⁹ Department of Histology, Faculty of Medicine, Vasile Goldis Western University of Arad, Arad, Romania.

^# Contributed equally.

Abstract

Introduction: Cardiac fibrosis is strongly induced by diabetic conditions. Both chrysin (CHR) and calixarene OTX008, a specific inhibitor of galectin 1 (Gal-1), seem able to reduce transforming growth factor beta (TGF-β)/SMAD pro-fibrotic pathways, but their use is limited to their low solubility. Therefore, we formulated a dual-action supramolecular system, combining CHR with sulfobutylated β-cyclodextrin (SBECD) and OTX008 (SBECD + OTX + CHR). Here we aimed to test the anti-fibrotic effects of SBECD + OTX + CHR in hyperglycemic H9c2 cardiomyocytes and in a mouse model of chronic diabetes. Methods: H9c2 cardiomyocytes were exposed to normal (NG, 5.5 mM) or high glucose (HG, 33 mM) for 48 h, then treated with SBECD + OTX + CHR (containing OTX008 0.75-1.25-2.5 µM) or the single compounds for 6 days. TGF-β/SMAD pathways, Mitogen-Activated Protein Kinases (MAPKs) and Gal-1 levels were assayed by Enzyme-Linked Immunosorbent Assays (ELISAs) or Real-Time Quantitative Reverse Transcription Polymerase chain reaction (qRT-PCR). Adult CD1 male mice received a single intraperitoneal (i.p.) administration of streptozotocin (STZ) at a dosage of 102 mg/kg body weight. From the second week of diabetes, mice received 2 times/week the following i.p. treatments: OTX (5 mg/kg)-SBECD; OTX (5 mg/kg)-SBECD-CHR, SBECD-CHR, SBECD. After a 22-week period of diabetes, mice were euthanized and cardiac tissue used for tissue staining, ELISA, qRT-PCR aimed to analyse TGF-β/SMAD, extracellular matrix (ECM) components and Gal-1. Results: In H9c2 cells exposed to HG, SBECD + OTX + CHR significantly ameliorated the damaged morphology and reduced TGF-β1, its receptors (TGFβR1 and TGFβR2), SMAD2/4, MAPKs and Gal-1. Accordingly, these markers were reduced also in cardiac tissue from chronic diabetes, in which an amelioration of cardiac remodeling and ECM was evident. In both settings, SBECD + OTX + CHR was the most effective treatment compared to the other ones. Conclusion: The CHR-based supramolecular SBECD-calixarene drug delivery system, by enhancing the solubility and the bioavailability of both CHR and calixarene OTX008, and by combining their effects, showed a strong anti-fibrotic activity in rat cardiomyocytes and in cardiac tissue from mice with chronic diabetes. Also an improved cardiac tissue remodeling was evident. Therefore, new drug delivery system, which could be considered as a novel putative therapeutic strategy for the treatment of diabetes-induced cardiac fibrosis.

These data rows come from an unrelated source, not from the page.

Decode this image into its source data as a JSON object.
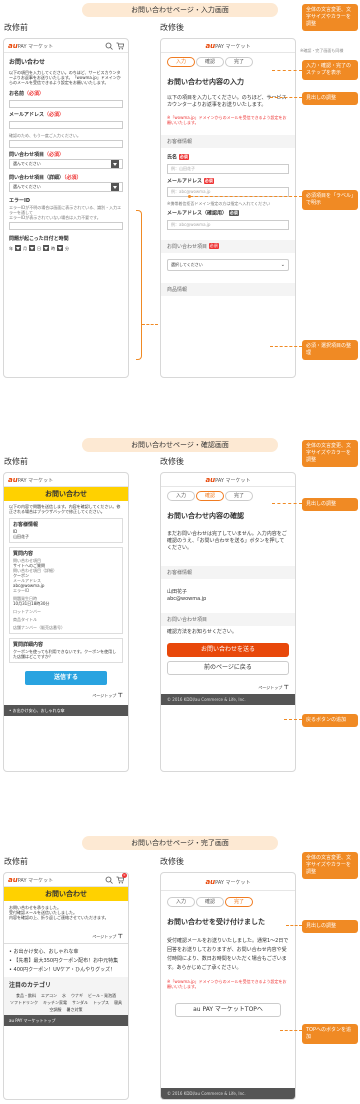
{
  "sections": [
    {
      "title": "お問い合わせページ・入力画面"
    },
    {
      "title": "お問い合わせページ・確認画面"
    },
    {
      "title": "お問い合わせページ・完了画面"
    }
  ],
  "labels": {
    "before": "改修前",
    "after": "改修後"
  },
  "brand": {
    "logo_main": "au",
    "logo_sub": "PAY マーケット",
    "accent": "#e8480a",
    "annotation": "#f08a24",
    "yellow": "#ffd100"
  },
  "note_top": "※確認・完了画面も同様",
  "input_before": {
    "title": "お問い合わせ",
    "intro": "以下の項目を入力してください。のちほど、サービスカウンターよりお返事をお送りいたします。「wowma.jp」ドメインからのメールを受信できるよう設定をお願いいたします。",
    "name_label": "お名前",
    "required": "（必須）",
    "email_label": "メールアドレス",
    "email_confirm_hint": "確認のため、もう一度ご入力ください。",
    "item_label": "問い合わせ項目",
    "item_detail_label": "問い合わせ項目（詳細）",
    "select_placeholder": "選んでください",
    "error_label": "エラーID",
    "error_hint": "エラーIDが不明の場合は画面に表示されている、識別・入力エラーを通して",
    "error_hint2": "エラーIDが表示されていない場合は入力不要です。",
    "date_label": "問題が起こった日付と時間",
    "date_parts": [
      "年",
      "月",
      "日",
      "時",
      "分"
    ]
  },
  "input_after": {
    "steps": [
      "入力",
      "確認",
      "完了"
    ],
    "title": "お問い合わせ内容の入力",
    "intro": "以下の項目を入力してください。のちほど、サービスカウンターよりお返事をお送りいたします。",
    "domain_note": "※「wowma.jp」ドメインからのメールを受信できるよう設定をお願いいたします。",
    "customer_header": "お客様情報",
    "name_label": "氏名",
    "name_placeholder": "例：山田花子",
    "email_label": "メールアドレス",
    "email_placeholder": "例：abc@wowma.jp",
    "email_hint": "※携帯着信拒否ドメイン指定の方は指定へ入れてください",
    "email_confirm_label": "メールアドレス（確認用）",
    "item_header": "お問い合わせ項目",
    "select_placeholder": "選択してください",
    "product_header": "商品情報",
    "required": "必須"
  },
  "ann_input": [
    "全体の文言変更、文字サイズやカラーを調整",
    "入力・確認・完了のステップを表示",
    "見出しの調整",
    "必須項目を「ラベル」で明示",
    "必須・選択項目の整理"
  ],
  "confirm_before": {
    "title": "お問い合わせ",
    "intro": "以下の内容で問題を送信します。内容を確認してください。修正される場合はブラウザバックで修正してください。",
    "customer_header": "お客様情報",
    "id_label": "ID",
    "name_value": "山田花子",
    "q_header": "質問内容",
    "q_item_label": "問い合わせ項目",
    "q_item_value": "サイトへのご質問",
    "q_detail_label": "問い合わせ項目（詳細）",
    "q_detail_value": "クーポン",
    "mail_label": "メールアドレス",
    "mail_value": "abc@wowma.jp",
    "error_label": "エラーID",
    "date_label": "問題発生日時",
    "date_value": "10月31日18時30分",
    "order_label": "ロットナンバー",
    "product_label": "商品タイトル",
    "shop_label": "店舗ナンバー（販売店番号）",
    "detail_header": "質問詳細内容",
    "detail_text": "クーポンを使っても利用できないです。クーポンを使用した店舗はどこですか？",
    "send": "送信する",
    "pagetop": "ページトップ",
    "footer_item": "お出かけ安心、おしゃれな傘"
  },
  "confirm_after": {
    "steps": [
      "入力",
      "確認",
      "完了"
    ],
    "title": "お問い合わせ内容の確認",
    "intro": "まだお問い合わせは完了していません。入力内容をご確認のうえ、「お問い合わせを送る」ボタンを押してください。",
    "customer_header": "お客様情報",
    "name_value": "山田花子",
    "mail_value": "abc@wowma.jp",
    "item_header": "お問い合わせ項目",
    "partial_text": "確認方法をお知らせください。",
    "send": "お問い合わせを送る",
    "back": "前のページに戻る",
    "pagetop": "ページトップ",
    "copyright": "© 2016 KDDI/au Commerce & Life, Inc."
  },
  "ann_confirm": [
    "全体の文言変更、文字サイズやカラーを調整",
    "見出しの調整",
    "戻るボタンの追加"
  ],
  "complete_before": {
    "title": "お問い合わせ",
    "badge": "0",
    "body1": "お問い合わせを承りました。",
    "body2": "受付確認メールを送信いたしました。",
    "body3": "内容を確認の上、折り返しご連絡させていただきます。",
    "pagetop": "ページトップ",
    "list": [
      "お出かけ安心、おしゃれな傘",
      "【先着】最大350円クーポン配布！お中元特集",
      "400円クーポン！UVケア・ひんやりグッズ！"
    ],
    "cat_title": "注目のカテゴリ",
    "cats": [
      "食品・飲料",
      "エアコン",
      "水",
      "ウナギ",
      "ビール・発泡酒",
      "ソフトドリンク",
      "キッチン家電",
      "サンダル",
      "トップス",
      "寝具",
      "空調服",
      "暑さ対策"
    ],
    "footer": "au PAY マーケットトップ"
  },
  "complete_after": {
    "steps": [
      "入力",
      "確認",
      "完了"
    ],
    "title": "お問い合わせを受け付けました",
    "body": "受付確認メールをお送りいたしました。通常1〜2日で回答をお送りしておりますが、お問い合わせ内容や受付時間により、数日お時間をいただく場合もございます。あらかじめご了承ください。",
    "domain_note": "※「wowma.jp」ドメインからのメールを受信できるよう設定をお願いいたします。",
    "top_button": "au PAY マーケットTOPへ",
    "copyright": "© 2016 KDDI/au Commerce & Life, Inc."
  },
  "ann_complete": [
    "全体の文言変更、文字サイズやカラーを調整",
    "見出しの調整",
    "TOPへのボタンを追加"
  ]
}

Keywords: calixarene; cardiac fibrosis; chronic diabetes; chrysin; cyclodextrin; drug delivery system.

Grants and funding

The authors declare financial support was received for the research, authorship, and/or publication of this article. This research was funded by a grant of the Ministry of Research, Innovation and Digitization, CNCS/CCCDI—UEFISCDI, project number PN-III-P4-ID-PCE-2020-1772, within PNCDI III.